Iedere gelegenheid wordt aangegrepen om onze culturele bagage te vergroten. We vernemen dat het kerkhof van Passy het chicste van Parijs is, met de grootste concentratie 'befaamde en vermogende personen per vierkante meter'. Dat rode knolbegonia's in Noord-Korea kimjongilia's heten en paarse orchideeën kimilsungia's. Dat vrouwtjesolifanten en een honderdtal vlindersoorten exact dezelfde feromonen hebben. Dat het missen van een vingerkootje goed is voor 0,8 procent invaliditeit. Dat je op het internet een halfautomatisch zakpistool, type Astra Cub .25 ACP, kunt kopen voor nog geen 200 euro. En wat dacht u van zijn voorstel om het omroepen van metrostations te individualiseren, met 'dramatische accenten bij Stalingrad, Vlaamse bij Anvers en vrome bij La Chapelle'?

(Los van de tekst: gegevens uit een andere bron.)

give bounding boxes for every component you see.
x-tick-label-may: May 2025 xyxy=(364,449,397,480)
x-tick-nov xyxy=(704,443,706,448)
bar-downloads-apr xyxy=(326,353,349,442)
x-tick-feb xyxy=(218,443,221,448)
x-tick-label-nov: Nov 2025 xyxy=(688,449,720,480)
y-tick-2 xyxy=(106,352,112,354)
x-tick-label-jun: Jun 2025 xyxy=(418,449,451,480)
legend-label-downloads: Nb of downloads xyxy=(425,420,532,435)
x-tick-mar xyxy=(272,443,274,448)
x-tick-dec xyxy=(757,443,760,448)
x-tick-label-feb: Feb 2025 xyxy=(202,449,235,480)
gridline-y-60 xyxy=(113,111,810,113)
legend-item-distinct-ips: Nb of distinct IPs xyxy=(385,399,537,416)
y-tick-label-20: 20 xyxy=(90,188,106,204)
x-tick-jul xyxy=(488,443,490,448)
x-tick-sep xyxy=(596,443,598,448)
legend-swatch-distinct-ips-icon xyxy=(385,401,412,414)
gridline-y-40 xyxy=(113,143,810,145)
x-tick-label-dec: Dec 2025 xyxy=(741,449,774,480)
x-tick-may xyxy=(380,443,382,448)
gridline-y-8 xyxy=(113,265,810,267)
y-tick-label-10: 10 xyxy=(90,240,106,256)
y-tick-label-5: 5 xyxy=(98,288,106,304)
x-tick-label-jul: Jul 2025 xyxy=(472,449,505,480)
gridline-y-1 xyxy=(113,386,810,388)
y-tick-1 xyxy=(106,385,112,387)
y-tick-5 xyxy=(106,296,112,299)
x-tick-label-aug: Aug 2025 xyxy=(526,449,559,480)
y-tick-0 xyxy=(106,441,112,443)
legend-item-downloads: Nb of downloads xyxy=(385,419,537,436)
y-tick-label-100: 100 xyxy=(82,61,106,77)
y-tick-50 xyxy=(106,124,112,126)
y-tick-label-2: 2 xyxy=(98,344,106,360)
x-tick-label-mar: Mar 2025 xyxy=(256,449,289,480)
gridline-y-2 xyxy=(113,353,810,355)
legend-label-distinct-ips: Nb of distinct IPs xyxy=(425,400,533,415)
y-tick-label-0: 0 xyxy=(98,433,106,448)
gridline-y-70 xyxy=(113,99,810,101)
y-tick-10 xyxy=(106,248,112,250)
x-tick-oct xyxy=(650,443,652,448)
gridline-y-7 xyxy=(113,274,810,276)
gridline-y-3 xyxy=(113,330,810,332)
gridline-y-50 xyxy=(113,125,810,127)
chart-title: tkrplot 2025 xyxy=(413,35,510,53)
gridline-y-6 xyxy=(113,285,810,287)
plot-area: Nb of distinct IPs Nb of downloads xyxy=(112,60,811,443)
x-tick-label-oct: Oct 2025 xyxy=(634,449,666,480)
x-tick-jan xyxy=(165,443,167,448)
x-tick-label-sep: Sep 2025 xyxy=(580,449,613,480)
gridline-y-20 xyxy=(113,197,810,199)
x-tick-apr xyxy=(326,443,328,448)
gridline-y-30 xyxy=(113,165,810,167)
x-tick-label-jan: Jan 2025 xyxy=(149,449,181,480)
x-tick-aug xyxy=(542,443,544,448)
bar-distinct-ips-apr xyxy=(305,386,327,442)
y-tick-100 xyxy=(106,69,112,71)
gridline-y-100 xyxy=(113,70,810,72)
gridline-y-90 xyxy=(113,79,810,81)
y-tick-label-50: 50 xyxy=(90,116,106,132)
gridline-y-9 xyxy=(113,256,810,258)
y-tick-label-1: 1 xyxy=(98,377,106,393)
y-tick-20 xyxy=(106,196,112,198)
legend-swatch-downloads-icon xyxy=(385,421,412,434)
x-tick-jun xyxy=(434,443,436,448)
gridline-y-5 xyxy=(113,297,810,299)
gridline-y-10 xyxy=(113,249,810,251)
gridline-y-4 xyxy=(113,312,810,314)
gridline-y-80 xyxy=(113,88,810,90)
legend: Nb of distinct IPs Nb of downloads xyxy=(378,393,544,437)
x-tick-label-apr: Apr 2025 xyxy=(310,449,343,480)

Jean Echenoz is een van de vermakelijkste Franse auteurs, zoveel is zeker. Zijn betere werk wordt gekenmerkt door een mix van speelsheid en melancholie. In zijn jongste overheerst het ludieke, maar De spionne blijft een feest, ondanks het gebrek aan diepgang. Deze hilarische vaudeville begint als een detective, verandert gaandeweg in een spionageroman en eindigt als een heuse actiefilm.
De kwajongensachtige verteltechnische fratsen, de duizend-en-een details en de vele zijsprongen van Echenoz zorgen voor leven in de brouwerij. Geloofwaardigheid is daarbij niet zijn grootste zorg. Of om met zijn geheim agent Paul Objat te spreken: 'Alles op zijn plaats en ieder speelt zijn rol. Ze hebben geen idee van wat ze doen, maar ze doen het allemaal volgens mijn planning.'
De spionne is een meesterlijk schouwtoneel, elk speelt zijn rol en krijgt zijn deel.
Vertaald door Reintje Ghoos en Jan Pieter van der Sterre, De Geus, 256 blz., 18,99 €. Oorspronkelijke titel: 'Envoyée spéciale'.